Actualmente, vive en Ecatepec —cerca del metro Plaza Aragón—, es papá de dos licenciados en pedagogía y continúa con su negocio, el cual sigue vigente por su carisma y las constantes pruebas de botana y chocolates que ofrece a todo aquel que pasa por su puesto. 
 
“Siempre hay que sonreír y ser comprensivo. Hay veces que la gente me pide tres pesos de pepitas y los despacho porque se nota que eso les sobra de su pasaje”, explica.

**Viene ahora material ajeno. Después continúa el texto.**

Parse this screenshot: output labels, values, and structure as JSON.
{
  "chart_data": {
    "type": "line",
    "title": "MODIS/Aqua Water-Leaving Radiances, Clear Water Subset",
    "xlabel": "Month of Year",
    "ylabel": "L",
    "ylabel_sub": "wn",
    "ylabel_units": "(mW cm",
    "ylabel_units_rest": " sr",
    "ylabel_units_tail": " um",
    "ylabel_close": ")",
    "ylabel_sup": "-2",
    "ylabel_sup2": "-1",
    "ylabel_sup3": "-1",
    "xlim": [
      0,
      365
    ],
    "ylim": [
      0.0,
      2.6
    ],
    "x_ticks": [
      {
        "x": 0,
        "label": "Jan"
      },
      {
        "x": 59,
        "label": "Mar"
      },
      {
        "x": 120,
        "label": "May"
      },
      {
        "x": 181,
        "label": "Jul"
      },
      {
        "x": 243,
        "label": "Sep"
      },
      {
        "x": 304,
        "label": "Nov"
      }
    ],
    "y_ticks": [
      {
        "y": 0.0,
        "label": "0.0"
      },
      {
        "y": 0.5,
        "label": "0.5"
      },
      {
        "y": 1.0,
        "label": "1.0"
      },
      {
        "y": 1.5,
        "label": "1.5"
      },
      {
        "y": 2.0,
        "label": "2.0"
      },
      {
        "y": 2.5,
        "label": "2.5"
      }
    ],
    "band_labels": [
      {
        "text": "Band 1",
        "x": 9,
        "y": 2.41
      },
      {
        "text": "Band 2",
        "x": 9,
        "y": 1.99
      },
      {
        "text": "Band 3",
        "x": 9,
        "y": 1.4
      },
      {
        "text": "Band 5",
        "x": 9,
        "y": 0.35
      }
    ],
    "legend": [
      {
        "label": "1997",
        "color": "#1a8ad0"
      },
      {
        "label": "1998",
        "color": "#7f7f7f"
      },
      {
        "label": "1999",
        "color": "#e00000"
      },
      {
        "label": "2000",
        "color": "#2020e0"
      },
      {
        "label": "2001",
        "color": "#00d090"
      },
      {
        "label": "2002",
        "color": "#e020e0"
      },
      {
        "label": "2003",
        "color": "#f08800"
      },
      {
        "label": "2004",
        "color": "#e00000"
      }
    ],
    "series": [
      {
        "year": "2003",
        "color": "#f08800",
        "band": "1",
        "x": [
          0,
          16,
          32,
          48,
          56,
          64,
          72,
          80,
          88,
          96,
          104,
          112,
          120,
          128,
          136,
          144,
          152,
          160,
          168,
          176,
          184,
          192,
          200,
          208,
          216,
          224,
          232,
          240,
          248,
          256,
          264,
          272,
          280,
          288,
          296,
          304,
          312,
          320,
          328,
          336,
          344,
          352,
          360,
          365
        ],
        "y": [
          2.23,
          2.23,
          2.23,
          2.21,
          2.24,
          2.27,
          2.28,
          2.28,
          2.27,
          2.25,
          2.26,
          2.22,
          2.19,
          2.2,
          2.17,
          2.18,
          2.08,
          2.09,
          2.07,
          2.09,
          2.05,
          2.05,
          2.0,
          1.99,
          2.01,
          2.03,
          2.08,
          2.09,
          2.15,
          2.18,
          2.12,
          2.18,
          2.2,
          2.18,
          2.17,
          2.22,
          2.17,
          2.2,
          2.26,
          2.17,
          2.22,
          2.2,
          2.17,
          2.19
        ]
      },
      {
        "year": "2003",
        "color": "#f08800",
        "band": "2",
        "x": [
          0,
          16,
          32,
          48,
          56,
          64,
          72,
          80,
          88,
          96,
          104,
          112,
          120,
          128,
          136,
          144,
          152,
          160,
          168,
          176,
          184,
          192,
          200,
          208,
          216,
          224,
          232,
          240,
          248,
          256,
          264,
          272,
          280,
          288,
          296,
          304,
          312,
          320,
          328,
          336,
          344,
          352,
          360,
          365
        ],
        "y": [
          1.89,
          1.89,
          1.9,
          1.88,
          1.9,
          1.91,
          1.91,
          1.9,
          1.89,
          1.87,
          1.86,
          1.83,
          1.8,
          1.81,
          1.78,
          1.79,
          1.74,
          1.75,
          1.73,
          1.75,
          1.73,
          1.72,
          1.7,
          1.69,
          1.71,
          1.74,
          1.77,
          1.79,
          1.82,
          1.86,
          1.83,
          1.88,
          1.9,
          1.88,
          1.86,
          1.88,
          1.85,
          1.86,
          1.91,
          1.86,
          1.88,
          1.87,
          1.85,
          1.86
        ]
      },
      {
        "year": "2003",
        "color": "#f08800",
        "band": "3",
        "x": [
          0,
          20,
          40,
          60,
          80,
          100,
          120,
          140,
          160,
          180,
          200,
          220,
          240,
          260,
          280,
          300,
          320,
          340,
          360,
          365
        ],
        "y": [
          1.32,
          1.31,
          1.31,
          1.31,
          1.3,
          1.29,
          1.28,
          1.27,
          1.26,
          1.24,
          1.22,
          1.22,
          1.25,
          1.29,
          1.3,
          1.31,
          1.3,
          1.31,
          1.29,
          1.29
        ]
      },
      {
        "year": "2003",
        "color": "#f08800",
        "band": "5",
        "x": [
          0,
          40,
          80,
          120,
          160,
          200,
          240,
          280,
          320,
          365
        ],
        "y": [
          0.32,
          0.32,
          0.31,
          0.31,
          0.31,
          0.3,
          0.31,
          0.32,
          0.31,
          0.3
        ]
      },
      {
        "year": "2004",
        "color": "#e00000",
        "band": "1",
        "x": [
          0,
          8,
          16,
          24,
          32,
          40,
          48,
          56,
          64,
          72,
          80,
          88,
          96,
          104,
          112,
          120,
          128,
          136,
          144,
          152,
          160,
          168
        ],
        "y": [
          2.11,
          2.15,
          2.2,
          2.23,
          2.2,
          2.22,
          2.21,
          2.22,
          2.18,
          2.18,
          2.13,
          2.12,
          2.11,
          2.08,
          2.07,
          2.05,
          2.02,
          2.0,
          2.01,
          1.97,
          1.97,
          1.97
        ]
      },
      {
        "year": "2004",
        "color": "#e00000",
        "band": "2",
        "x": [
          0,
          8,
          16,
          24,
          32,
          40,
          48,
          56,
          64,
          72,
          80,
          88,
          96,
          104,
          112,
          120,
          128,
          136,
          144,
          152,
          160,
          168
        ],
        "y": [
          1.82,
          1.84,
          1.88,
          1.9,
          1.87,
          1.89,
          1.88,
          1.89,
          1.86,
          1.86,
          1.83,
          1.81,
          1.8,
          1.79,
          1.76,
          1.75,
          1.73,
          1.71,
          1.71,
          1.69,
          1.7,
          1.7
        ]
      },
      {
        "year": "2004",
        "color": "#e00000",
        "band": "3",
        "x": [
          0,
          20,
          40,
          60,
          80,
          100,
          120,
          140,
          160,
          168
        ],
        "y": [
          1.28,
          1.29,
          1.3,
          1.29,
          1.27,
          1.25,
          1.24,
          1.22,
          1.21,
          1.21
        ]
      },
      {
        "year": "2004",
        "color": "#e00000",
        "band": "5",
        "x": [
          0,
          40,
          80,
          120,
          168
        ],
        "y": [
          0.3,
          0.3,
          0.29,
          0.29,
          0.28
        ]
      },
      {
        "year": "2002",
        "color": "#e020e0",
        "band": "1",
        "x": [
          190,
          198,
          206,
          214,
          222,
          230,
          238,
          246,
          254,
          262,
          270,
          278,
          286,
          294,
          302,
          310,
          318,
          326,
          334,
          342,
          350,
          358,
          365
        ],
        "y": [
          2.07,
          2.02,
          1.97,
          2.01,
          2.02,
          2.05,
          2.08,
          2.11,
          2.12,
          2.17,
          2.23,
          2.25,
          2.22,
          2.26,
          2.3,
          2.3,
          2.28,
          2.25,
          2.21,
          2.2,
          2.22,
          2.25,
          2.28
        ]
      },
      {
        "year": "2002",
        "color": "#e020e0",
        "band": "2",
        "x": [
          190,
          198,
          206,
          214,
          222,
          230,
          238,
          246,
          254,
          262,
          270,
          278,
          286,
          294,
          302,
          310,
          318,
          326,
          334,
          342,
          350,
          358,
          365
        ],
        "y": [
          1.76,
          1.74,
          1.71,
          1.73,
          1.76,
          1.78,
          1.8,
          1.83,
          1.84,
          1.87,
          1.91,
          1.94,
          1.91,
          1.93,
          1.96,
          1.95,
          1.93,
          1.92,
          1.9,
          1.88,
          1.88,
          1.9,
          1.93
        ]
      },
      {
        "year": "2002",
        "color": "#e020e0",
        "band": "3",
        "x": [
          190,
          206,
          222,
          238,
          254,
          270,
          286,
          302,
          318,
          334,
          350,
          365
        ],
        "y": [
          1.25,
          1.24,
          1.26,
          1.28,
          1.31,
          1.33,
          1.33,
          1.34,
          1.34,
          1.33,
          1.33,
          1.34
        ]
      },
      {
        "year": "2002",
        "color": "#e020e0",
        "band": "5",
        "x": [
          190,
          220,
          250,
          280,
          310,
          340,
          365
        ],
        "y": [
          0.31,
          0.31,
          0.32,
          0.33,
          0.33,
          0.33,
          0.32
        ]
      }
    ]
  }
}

También vende papitas, tamarindos, miguelitos, mangos con chile, pulparindos, pelones, en fin, todo aquello a lo que se le puede poner limón y chile y que hace salivar a los niños.
 
“Ahora, los chavitos para todo quieren salsa Valentina, mientras que los grandes son más de cosas dulzonas”, confiesa entre risas.
 
La química de la nieve. José Antonio Sánchez Fernández convierte en nieve hasta el tequila. Lo aprendió de su tío, quien emigró desde muy joven a Michoacán para aprender y poner una nevería.
 
“Era muy ‘pata de perro’, así que se fue para aprender varias técnicas”, recuerda.Y funcionó. Tres décadas después, en el puesto “Finas nieves don Toño”, el lema es convertir cualquier ingrediente en un vaso de nieve fresca. Los sabores van desde cualquier fruta hasta arroz, queso, grosella, café y tequila con limón.
 
José Antonio dice que lo más complicado del proceso es mezclar los ingredientes con el hielo, pues tiene la creencia de que si se hace con flojera, la nieve se pega alrededor del bote de acero inoxidable, “decimos que se quema y ya no sirve”, explica.Él es el único que se encarga de batir, luego colocan sal de grano  para cuidar el deshielo.
 
EL ITACATE. Aunque en este tianguis se necesita mucho estómago, siempre hay opciones para llevar,  como los tlacoyos de frijol, papa y chicharrón con chile que prepara doña María Ramírez Crispín, una de las vendedoras  más veteranas de este tianguis, que da la posibilidad de comprar algo para preparar muy rápido y con poco esfuerzo, y ponerle encima lo que gustes.